The Sleaping Beauty by Burne Jones

The painter spent nearly 20 years to draw many pictures about The Sleaping Beauty (1870~1890). This painting was drawn from the father of English poetry of Chaucer’s (1340~1400) literature and folklore “Sleeping Beauty” which similarly showed the pure beauty. In this pure love greenhouse, the beauty fell asleep peacefully and the maids that accompanied the beauty also went asleep. It seemed that all the implements were silent. However, only the roses were in full bloom.
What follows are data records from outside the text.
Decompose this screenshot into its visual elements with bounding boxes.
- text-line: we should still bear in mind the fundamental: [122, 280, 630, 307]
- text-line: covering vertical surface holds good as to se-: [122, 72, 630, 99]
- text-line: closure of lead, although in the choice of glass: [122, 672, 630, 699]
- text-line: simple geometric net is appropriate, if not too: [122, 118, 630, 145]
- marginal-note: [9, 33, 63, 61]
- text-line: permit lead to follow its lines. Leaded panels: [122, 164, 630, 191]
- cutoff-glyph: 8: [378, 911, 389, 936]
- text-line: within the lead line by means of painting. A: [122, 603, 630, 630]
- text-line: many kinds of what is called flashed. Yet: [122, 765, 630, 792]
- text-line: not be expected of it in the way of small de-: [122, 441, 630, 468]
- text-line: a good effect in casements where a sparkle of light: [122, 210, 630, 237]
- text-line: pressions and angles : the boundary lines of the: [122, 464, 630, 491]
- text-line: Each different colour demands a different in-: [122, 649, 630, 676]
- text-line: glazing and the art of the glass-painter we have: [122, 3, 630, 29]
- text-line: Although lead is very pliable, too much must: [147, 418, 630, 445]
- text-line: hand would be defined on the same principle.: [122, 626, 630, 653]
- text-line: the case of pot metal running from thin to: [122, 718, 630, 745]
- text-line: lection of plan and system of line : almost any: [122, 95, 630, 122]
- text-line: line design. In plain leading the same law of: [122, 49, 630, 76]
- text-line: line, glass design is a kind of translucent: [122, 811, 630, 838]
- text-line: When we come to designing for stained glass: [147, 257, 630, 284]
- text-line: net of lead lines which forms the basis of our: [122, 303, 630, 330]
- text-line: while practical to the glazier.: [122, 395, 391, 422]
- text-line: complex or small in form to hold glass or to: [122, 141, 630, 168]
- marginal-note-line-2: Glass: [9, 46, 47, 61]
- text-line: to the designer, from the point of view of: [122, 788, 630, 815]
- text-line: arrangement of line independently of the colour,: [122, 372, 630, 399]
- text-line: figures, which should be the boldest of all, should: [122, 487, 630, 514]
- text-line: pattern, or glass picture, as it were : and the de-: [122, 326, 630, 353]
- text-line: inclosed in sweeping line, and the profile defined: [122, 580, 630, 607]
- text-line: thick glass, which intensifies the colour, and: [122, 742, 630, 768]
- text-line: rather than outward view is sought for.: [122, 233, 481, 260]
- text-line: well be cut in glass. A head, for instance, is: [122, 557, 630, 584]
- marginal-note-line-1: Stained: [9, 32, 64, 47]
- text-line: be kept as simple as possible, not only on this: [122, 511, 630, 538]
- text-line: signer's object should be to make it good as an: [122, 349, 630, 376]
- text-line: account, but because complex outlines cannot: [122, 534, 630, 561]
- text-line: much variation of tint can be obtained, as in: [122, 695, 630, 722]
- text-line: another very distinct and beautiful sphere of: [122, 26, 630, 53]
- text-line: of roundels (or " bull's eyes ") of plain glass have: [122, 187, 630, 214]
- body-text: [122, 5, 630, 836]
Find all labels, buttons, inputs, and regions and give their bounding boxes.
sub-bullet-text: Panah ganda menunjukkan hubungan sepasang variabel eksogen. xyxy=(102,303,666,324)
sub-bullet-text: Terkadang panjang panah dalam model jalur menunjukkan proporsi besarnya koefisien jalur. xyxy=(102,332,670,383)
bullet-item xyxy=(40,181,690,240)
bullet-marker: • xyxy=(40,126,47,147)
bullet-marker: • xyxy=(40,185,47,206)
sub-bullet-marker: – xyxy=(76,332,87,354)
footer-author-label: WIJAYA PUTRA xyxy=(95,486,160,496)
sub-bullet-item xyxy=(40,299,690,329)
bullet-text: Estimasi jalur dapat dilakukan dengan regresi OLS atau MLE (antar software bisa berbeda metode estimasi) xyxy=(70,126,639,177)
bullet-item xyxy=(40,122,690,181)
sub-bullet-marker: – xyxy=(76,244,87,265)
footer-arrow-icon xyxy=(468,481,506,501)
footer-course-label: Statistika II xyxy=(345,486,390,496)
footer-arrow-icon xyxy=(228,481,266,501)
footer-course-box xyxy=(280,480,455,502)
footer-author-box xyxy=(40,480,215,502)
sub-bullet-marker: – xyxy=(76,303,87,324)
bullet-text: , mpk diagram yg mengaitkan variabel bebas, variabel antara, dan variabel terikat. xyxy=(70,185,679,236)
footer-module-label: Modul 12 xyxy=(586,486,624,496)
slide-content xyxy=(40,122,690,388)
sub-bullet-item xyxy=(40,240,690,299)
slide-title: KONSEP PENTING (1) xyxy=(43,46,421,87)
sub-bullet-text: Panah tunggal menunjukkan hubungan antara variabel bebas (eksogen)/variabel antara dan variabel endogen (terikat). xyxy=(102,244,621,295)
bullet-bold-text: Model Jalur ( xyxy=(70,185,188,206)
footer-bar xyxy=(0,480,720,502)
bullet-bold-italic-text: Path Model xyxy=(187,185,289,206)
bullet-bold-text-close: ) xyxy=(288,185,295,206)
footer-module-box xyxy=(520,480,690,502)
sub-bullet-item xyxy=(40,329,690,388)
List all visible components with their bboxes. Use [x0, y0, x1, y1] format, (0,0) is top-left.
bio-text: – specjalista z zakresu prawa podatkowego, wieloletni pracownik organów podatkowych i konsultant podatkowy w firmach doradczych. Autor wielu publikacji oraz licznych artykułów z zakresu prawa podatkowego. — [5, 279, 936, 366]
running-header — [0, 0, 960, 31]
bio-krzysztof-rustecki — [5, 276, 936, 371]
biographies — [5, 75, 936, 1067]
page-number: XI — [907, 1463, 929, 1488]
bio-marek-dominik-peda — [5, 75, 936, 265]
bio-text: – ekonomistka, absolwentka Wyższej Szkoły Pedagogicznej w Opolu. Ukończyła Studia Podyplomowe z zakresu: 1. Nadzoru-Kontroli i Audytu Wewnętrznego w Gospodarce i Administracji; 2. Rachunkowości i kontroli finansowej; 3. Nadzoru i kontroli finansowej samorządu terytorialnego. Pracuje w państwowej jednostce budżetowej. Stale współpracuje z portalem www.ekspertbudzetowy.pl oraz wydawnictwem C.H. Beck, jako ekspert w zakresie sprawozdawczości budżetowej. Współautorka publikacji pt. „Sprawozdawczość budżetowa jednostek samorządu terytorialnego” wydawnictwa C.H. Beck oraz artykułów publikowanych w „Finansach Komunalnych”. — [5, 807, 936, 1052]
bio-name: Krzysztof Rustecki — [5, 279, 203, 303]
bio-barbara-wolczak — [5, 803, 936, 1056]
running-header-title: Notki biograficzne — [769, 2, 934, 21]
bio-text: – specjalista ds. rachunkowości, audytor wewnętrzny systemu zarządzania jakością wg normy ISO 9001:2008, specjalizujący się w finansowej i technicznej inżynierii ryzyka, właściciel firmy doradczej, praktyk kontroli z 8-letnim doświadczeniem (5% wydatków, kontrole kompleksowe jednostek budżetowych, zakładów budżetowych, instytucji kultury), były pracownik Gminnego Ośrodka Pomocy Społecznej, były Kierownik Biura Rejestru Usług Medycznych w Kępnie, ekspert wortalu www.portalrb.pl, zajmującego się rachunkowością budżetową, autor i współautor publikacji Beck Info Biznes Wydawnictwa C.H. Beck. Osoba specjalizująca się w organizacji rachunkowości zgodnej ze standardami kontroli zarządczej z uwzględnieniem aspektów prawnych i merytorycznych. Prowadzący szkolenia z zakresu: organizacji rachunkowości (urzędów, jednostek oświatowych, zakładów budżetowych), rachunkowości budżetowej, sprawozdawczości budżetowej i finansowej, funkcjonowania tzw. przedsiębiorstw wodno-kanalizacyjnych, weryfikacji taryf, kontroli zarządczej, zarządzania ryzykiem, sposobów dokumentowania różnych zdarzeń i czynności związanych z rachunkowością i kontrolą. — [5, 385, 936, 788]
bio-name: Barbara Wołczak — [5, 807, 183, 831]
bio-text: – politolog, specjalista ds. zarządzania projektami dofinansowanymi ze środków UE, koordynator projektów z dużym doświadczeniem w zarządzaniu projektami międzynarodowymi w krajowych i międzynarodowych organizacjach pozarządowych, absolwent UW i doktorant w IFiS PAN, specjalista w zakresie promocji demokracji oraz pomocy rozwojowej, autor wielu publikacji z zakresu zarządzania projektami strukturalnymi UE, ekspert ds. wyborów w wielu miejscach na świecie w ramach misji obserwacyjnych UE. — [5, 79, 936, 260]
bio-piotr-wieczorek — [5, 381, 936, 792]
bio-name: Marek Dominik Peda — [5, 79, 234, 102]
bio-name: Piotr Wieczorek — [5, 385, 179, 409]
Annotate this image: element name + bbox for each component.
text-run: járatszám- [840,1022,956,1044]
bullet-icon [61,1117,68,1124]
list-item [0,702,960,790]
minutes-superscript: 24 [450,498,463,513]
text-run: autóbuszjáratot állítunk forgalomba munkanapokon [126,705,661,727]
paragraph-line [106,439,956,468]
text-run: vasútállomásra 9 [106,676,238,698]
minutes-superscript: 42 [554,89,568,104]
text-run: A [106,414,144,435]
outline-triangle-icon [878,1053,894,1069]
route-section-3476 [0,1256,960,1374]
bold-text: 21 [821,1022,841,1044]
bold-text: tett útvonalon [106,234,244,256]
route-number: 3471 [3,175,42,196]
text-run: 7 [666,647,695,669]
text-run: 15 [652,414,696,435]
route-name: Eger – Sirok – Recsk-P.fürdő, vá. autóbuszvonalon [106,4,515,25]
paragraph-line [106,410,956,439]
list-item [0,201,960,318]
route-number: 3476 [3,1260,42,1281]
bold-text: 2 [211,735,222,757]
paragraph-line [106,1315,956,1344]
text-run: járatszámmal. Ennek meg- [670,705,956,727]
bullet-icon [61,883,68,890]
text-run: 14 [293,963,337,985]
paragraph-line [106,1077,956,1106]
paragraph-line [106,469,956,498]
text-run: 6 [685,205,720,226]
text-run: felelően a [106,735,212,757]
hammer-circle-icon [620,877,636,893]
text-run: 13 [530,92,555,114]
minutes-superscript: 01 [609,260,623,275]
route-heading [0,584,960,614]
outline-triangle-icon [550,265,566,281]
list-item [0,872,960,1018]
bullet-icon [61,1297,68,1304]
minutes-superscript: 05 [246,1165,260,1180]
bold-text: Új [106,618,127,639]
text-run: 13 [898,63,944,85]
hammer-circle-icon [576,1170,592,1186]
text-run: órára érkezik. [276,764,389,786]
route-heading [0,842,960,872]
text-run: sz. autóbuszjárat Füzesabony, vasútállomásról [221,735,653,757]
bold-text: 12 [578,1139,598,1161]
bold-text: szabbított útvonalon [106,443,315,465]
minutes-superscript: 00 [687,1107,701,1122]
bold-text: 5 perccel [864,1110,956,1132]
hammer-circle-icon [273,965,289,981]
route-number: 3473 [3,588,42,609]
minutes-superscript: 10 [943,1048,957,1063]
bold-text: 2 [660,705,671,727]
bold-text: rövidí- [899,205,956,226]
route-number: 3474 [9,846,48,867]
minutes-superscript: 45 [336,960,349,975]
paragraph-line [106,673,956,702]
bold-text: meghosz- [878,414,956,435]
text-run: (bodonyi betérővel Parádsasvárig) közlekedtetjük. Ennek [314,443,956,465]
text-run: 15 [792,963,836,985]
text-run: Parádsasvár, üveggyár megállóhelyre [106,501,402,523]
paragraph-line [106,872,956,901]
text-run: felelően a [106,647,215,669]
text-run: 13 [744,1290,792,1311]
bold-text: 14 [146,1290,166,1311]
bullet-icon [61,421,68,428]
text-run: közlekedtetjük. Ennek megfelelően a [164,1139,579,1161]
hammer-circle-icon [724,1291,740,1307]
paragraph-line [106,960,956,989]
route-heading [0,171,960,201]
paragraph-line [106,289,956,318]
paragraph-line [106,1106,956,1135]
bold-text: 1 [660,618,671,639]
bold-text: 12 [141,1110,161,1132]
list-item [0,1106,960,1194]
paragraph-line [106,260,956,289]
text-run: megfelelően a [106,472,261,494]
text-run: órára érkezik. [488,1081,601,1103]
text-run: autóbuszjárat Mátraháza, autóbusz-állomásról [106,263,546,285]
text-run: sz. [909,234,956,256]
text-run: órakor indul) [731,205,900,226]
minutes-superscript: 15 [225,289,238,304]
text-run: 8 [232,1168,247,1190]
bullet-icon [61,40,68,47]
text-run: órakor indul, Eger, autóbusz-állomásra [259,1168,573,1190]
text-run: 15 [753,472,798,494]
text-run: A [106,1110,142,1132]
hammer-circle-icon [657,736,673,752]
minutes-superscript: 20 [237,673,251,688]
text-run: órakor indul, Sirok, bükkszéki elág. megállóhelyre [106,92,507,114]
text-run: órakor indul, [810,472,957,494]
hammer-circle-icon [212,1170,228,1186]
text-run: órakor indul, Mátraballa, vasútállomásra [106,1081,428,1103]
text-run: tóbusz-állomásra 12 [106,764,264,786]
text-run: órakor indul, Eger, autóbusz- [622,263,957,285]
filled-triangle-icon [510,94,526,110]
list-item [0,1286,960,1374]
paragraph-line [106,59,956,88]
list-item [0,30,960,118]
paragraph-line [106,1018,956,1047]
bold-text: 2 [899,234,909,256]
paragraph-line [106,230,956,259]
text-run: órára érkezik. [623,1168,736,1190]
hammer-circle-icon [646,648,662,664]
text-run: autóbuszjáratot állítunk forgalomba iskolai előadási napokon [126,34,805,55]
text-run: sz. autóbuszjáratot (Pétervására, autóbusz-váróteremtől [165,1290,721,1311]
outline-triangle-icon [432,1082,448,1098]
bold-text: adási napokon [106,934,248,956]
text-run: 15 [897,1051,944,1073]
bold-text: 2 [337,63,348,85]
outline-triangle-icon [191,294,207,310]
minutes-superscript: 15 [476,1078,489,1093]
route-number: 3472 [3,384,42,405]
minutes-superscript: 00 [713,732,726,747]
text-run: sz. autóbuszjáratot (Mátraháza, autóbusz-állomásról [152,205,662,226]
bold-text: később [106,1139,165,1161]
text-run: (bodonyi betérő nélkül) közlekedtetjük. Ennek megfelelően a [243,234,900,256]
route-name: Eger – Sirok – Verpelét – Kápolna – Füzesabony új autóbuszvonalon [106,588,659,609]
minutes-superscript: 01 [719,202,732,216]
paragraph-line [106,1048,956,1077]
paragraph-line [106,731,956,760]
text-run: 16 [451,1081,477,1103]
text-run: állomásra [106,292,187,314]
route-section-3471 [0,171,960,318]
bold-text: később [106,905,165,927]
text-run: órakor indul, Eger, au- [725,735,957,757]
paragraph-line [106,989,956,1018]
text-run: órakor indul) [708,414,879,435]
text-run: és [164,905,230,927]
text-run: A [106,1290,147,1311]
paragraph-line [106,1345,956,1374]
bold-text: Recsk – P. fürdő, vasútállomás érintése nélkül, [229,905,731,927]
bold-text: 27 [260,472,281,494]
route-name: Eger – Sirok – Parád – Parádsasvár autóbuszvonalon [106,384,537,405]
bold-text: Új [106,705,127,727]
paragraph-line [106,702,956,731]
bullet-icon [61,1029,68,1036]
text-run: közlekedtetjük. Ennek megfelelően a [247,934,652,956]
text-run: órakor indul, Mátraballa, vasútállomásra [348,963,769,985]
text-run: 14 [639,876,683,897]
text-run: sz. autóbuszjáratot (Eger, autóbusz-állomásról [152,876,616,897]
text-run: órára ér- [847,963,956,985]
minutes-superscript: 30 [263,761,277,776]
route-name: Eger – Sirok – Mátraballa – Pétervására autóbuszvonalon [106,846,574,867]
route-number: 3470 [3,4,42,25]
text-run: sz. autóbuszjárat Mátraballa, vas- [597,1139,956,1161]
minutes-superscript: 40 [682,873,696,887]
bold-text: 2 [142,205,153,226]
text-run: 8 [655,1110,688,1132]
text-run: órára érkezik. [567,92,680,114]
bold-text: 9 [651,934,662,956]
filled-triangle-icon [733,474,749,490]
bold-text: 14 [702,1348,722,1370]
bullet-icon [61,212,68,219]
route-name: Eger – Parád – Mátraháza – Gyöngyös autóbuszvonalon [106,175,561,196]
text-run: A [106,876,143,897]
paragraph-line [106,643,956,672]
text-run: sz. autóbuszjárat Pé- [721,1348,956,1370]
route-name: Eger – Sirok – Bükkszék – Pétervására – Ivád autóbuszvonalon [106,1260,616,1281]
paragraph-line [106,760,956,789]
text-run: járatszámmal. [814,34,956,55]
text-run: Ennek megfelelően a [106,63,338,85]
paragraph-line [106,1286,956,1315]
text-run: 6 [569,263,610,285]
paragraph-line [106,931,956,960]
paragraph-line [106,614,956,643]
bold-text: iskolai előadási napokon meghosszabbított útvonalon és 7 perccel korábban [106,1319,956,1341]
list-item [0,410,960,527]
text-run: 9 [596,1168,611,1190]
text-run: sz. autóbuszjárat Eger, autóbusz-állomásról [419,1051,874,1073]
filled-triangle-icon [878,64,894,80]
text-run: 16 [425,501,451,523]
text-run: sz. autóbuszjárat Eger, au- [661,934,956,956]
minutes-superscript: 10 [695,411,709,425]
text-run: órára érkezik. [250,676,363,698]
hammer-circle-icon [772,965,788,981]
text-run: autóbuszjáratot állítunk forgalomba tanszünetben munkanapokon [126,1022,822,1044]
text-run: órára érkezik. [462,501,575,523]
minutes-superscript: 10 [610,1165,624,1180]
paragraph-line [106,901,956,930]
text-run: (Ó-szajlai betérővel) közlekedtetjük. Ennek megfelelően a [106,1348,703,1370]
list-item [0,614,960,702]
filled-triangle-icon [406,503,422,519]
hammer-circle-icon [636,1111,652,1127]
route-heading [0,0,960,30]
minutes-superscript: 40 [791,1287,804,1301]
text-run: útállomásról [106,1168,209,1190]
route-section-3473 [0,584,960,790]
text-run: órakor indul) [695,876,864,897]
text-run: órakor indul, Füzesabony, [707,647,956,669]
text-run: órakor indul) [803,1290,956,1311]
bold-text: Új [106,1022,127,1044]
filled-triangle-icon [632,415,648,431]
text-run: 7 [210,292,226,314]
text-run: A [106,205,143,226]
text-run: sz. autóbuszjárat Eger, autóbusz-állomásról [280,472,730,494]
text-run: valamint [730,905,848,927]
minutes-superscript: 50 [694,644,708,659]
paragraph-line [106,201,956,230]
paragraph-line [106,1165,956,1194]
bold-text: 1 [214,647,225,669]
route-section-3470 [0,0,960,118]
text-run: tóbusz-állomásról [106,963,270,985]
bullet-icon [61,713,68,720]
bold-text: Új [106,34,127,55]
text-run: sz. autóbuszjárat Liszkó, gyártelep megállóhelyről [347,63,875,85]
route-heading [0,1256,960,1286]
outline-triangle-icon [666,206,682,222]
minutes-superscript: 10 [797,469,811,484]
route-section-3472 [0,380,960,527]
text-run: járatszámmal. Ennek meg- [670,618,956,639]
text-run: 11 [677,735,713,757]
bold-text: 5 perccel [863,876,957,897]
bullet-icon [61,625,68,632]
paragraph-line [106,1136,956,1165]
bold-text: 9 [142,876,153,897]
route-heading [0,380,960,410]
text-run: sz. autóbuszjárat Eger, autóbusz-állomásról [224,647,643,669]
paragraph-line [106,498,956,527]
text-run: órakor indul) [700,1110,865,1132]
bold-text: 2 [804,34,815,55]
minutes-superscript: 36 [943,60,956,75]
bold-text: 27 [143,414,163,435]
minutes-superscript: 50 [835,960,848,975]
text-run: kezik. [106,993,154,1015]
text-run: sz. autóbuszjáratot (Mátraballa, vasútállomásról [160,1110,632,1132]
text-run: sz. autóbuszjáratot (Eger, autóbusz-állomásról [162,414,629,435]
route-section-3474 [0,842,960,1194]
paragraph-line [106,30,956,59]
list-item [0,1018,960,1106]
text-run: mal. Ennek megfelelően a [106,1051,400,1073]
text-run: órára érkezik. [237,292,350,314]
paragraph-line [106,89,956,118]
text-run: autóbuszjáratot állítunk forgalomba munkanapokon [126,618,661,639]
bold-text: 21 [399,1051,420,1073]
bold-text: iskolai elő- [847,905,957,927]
This was a kind of artistic pursuit and a view of love, feeling and love were above all, which was the rhetorical question for the depressed mood. Solemnity and burnout were injected into the artistic life and soon spread throughout the painting world at the end of the century, affecting a large number of artists. Times gave a high evaluation to the four paintings under the theme of beauty, “The bright love depicted in Bourne Jones paintings is what we are quite familiar with, but it has never been showed in such a large scale and so rich fantasy elements. Fantasy and fairy world must never so

and asked her to surely prepare the branch with the long and terrible spikes as thick as the wrist. Bourne Jones took his daughter as a model to create this sleeping beauty. The psychological analysts thought it showed Bourne Jones’s subconscious mind to use the heather branch to resist the purity of her daughter being occupied and his own aging.